Print out a message indicating how to tell which of the .sample values comes from the original model.

This helps us compare how diagnostic plots will look when assumptions hold (by looking at the 19 simulated datasets) to how the diagnostic plots of our real model look. We can construct a plot using the returned data frame, faceting by the .sample column so we get one plot per simulated (or real) dataset. (If you’re not familiar with ggplot2 and faceting, see chapter 3 of Wickham and Grolemund (2017).)

Exercise 8.3 (Diagnosing a nonlinear trend) Consider a simple dataset where the true relationship is not linear, but we fit a linear model:

nonlinear_pop <- population(
  x1 = predictor("runif", min = 1, max = 8),
  y = response(0.7 + x1**2, family = gaussian(),
               error_scale = 4.0)
)

nonlinear_data <- sample_x(nonlinear_pop, n = 100) |>
  sample_y()

nonlinear_fit <- lm(y ~ x1, data = nonlinear_data)

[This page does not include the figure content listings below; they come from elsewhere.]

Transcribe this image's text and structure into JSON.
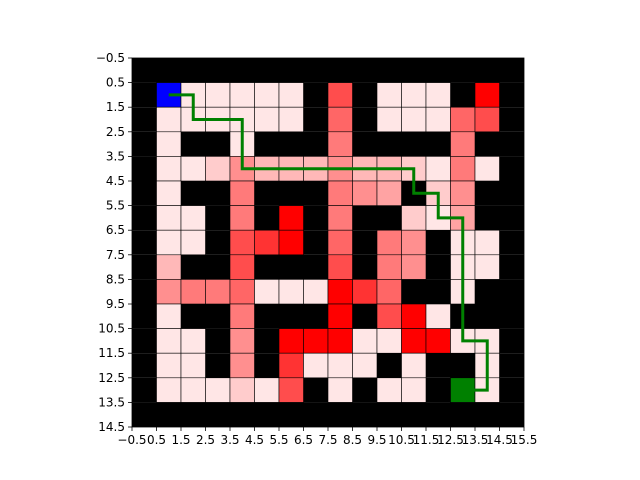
{
  "chart_data": {
    "type": "heatmap",
    "title": "",
    "xlabel": "",
    "ylabel": "",
    "xlim": [
      -0.5,
      15.5
    ],
    "ylim": [
      14.5,
      -0.5
    ],
    "x_ticks": [
      "−0.5",
      "0.5",
      "1.5",
      "2.5",
      "3.5",
      "4.5",
      "5.5",
      "6.5",
      "7.5",
      "8.5",
      "9.5",
      "10.5",
      "11.5",
      "12.5",
      "13.5",
      "14.5",
      "15.5"
    ],
    "y_ticks": [
      "−0.5",
      "0.5",
      "1.5",
      "2.5",
      "3.5",
      "4.5",
      "5.5",
      "6.5",
      "7.5",
      "8.5",
      "9.5",
      "10.5",
      "11.5",
      "12.5",
      "13.5",
      "14.5"
    ],
    "grid_note": "maze grid 16 columns x 15 rows; value 0=wall (black), 1-10=visit intensity (light pink to red), S=start (blue), G=goal (green)",
    "grid": [
      [
        0,
        0,
        0,
        0,
        0,
        0,
        0,
        0,
        0,
        0,
        0,
        0,
        0,
        0,
        0,
        0
      ],
      [
        0,
        "S",
        1,
        1,
        1,
        1,
        1,
        0,
        8,
        0,
        1,
        1,
        1,
        0,
        10,
        0
      ],
      [
        0,
        1,
        1,
        1,
        1,
        1,
        1,
        0,
        7,
        0,
        1,
        1,
        1,
        7,
        8,
        0
      ],
      [
        0,
        1,
        0,
        0,
        1,
        0,
        0,
        0,
        6,
        0,
        0,
        0,
        0,
        6,
        0,
        0
      ],
      [
        0,
        1,
        1,
        2,
        5,
        3,
        3,
        3,
        5,
        3,
        3,
        2,
        1,
        6,
        1,
        0
      ],
      [
        0,
        1,
        0,
        0,
        6,
        0,
        0,
        0,
        6,
        5,
        4,
        0,
        2,
        5,
        0,
        0
      ],
      [
        0,
        1,
        1,
        0,
        6,
        0,
        10,
        0,
        6,
        0,
        0,
        2,
        1,
        4,
        0,
        0
      ],
      [
        0,
        1,
        1,
        0,
        8,
        9,
        10,
        0,
        7,
        0,
        6,
        5,
        0,
        1,
        1,
        0
      ],
      [
        0,
        3,
        0,
        0,
        8,
        0,
        0,
        0,
        8,
        0,
        6,
        5,
        0,
        1,
        1,
        0
      ],
      [
        0,
        5,
        6,
        6,
        7,
        1,
        1,
        1,
        10,
        9,
        7,
        0,
        0,
        1,
        0,
        0
      ],
      [
        0,
        1,
        0,
        0,
        6,
        0,
        0,
        0,
        10,
        0,
        8,
        10,
        1,
        0,
        0,
        0
      ],
      [
        0,
        1,
        1,
        0,
        5,
        0,
        10,
        10,
        10,
        1,
        1,
        10,
        10,
        1,
        1,
        0
      ],
      [
        0,
        1,
        1,
        0,
        5,
        0,
        9,
        1,
        1,
        1,
        0,
        1,
        0,
        0,
        1,
        0
      ],
      [
        0,
        1,
        1,
        1,
        2,
        1,
        8,
        0,
        1,
        0,
        1,
        1,
        0,
        "G",
        1,
        0
      ],
      [
        0,
        0,
        0,
        0,
        0,
        0,
        0,
        0,
        0,
        0,
        0,
        0,
        0,
        0,
        0,
        0
      ]
    ],
    "path": [
      [
        1,
        1
      ],
      [
        2,
        1
      ],
      [
        2,
        2
      ],
      [
        3,
        2
      ],
      [
        4,
        2
      ],
      [
        4,
        3
      ],
      [
        4,
        4
      ],
      [
        5,
        4
      ],
      [
        6,
        4
      ],
      [
        7,
        4
      ],
      [
        8,
        4
      ],
      [
        9,
        4
      ],
      [
        10,
        4
      ],
      [
        11,
        4
      ],
      [
        11,
        5
      ],
      [
        12,
        5
      ],
      [
        12,
        6
      ],
      [
        13,
        6
      ],
      [
        13,
        7
      ],
      [
        13,
        8
      ],
      [
        13,
        9
      ],
      [
        13,
        10
      ],
      [
        13,
        11
      ],
      [
        14,
        11
      ],
      [
        14,
        12
      ],
      [
        14,
        13
      ],
      [
        13,
        13
      ]
    ],
    "colors": {
      "wall": "#000000",
      "start": "#0000ff",
      "goal": "#008000",
      "path": "#008000",
      "scale": {
        "1": "#ffe6e6",
        "2": "#ffcccc",
        "3": "#ffb8b8",
        "4": "#ffa3a3",
        "5": "#ff8f8f",
        "6": "#ff7a7a",
        "7": "#ff6666",
        "8": "#ff4d4d",
        "9": "#ff3333",
        "10": "#ff0000"
      }
    }
  }
}
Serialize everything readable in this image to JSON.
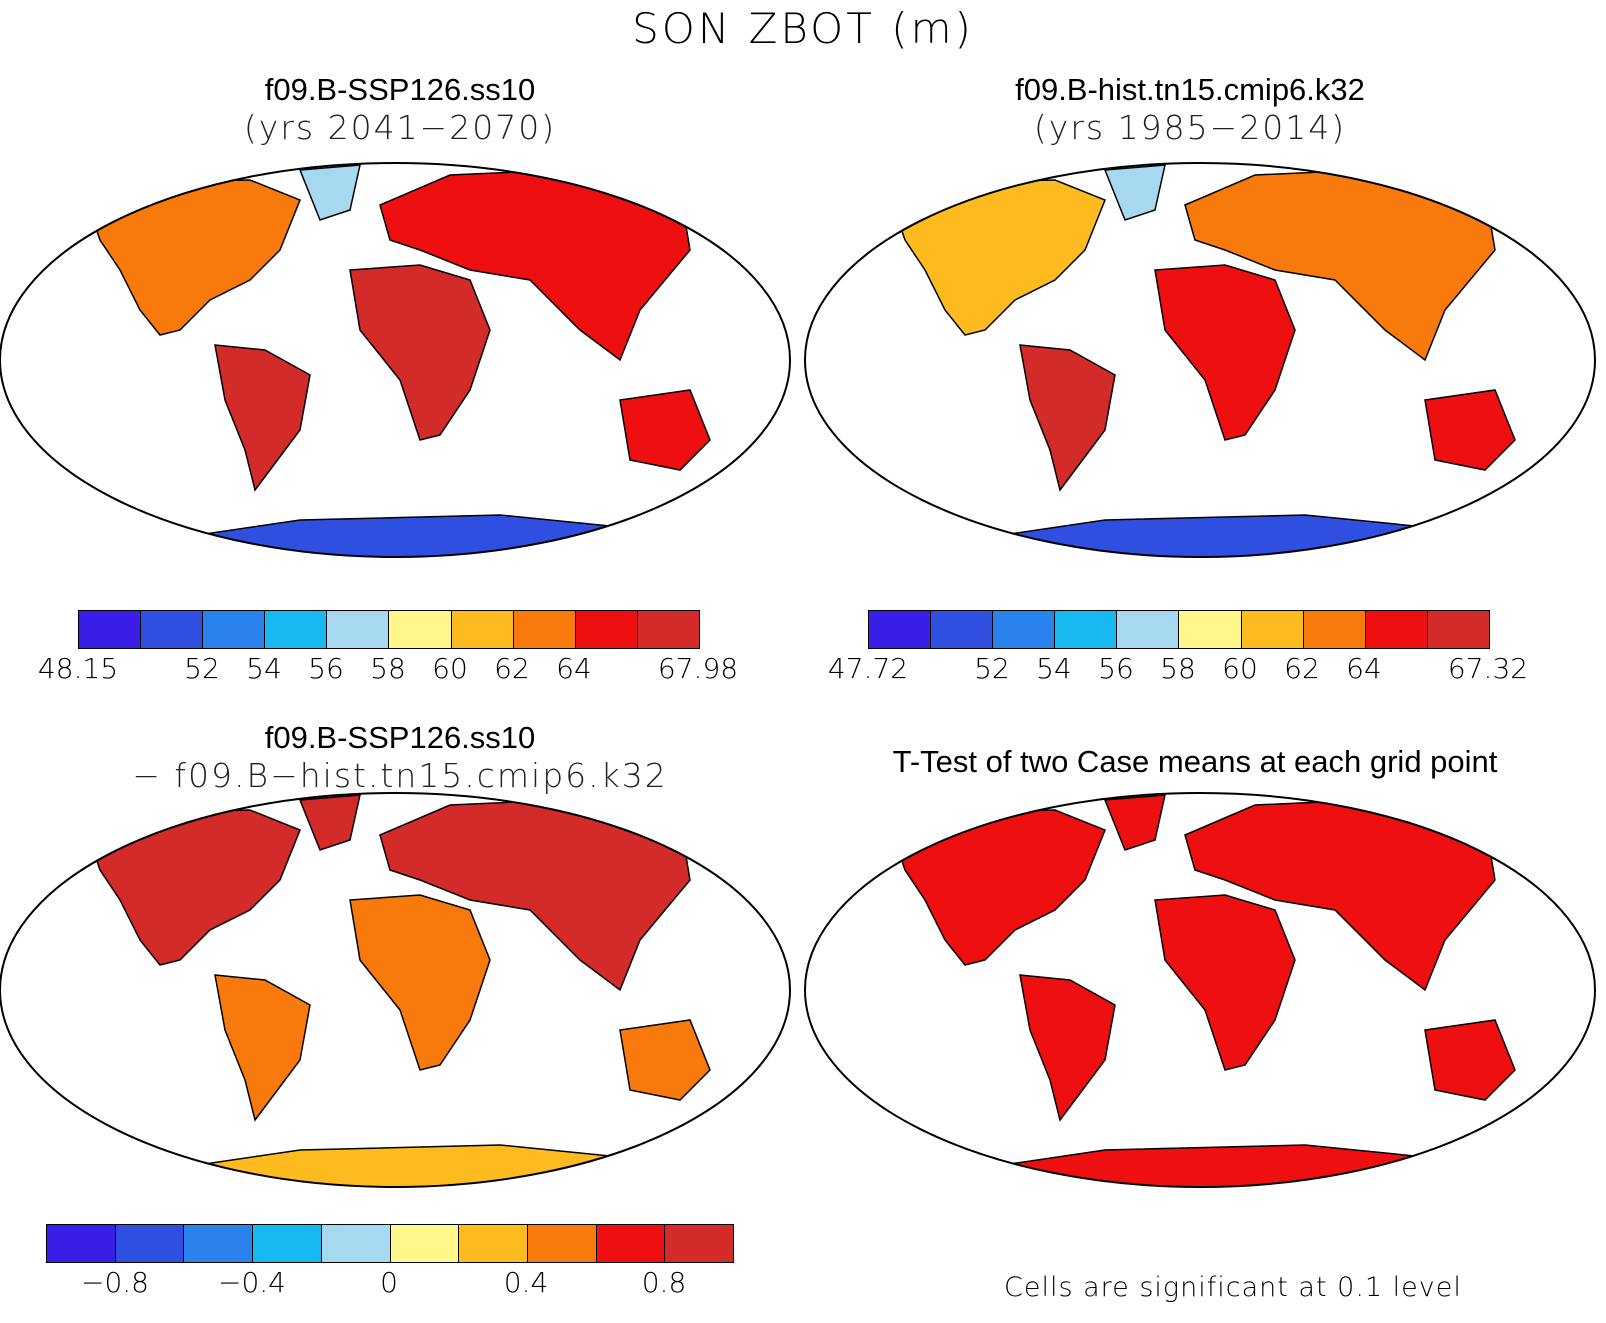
{
  "figure": {
    "title": "SON ZBOT (m)"
  },
  "palette": [
    "#3a1ee8",
    "#2f4fe0",
    "#2a82ec",
    "#18b8f0",
    "#a6d8f0",
    "#fff68c",
    "#fdbb20",
    "#f97a0c",
    "#ee1010",
    "#d32a2a"
  ],
  "panels": [
    {
      "line1": "f09.B-SSP126.ss10",
      "line2": "(yrs 2041−2070)",
      "colorbar": {
        "ticks": [
          "48.15",
          "52",
          "54",
          "56",
          "58",
          "60",
          "62",
          "64",
          "67.98"
        ]
      }
    },
    {
      "line1": "f09.B-hist.tn15.cmip6.k32",
      "line2": "(yrs 1985−2014)",
      "colorbar": {
        "ticks": [
          "47.72",
          "52",
          "54",
          "56",
          "58",
          "60",
          "62",
          "64",
          "67.32"
        ]
      }
    },
    {
      "line1": "f09.B-SSP126.ss10",
      "line2": "− f09.B−hist.tn15.cmip6.k32",
      "colorbar": {
        "ticks": [
          "−0.8",
          "−0.4",
          "0",
          "0.4",
          "0.8"
        ]
      }
    },
    {
      "line1": "T-Test of two Case means at each grid point",
      "note": "Cells are significant at 0.1 level"
    }
  ]
}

Since model_lineup() uses augment() on each fit by default, we get fitted values and residuals for each fit. We can plot these and facet by .sample:

model_lineup(nonlinear_fit) |>
  ggplot(aes(x = .fitted, y = .resid)) +
  geom_point() +
  facet_wrap(vars(.sample)) +
  labs(x = "Fitted value", y = "Residual")

decrypt("nsW7 Ykjk l3 gCPljlC3 KR")

Examine the 20 plots and guess which one represents the model fit to the original data. Paste the decrypt() message into your R console to see if you were right.

We’ll consider more examples of the use of lineup plots to detect model problems in Chapter 9.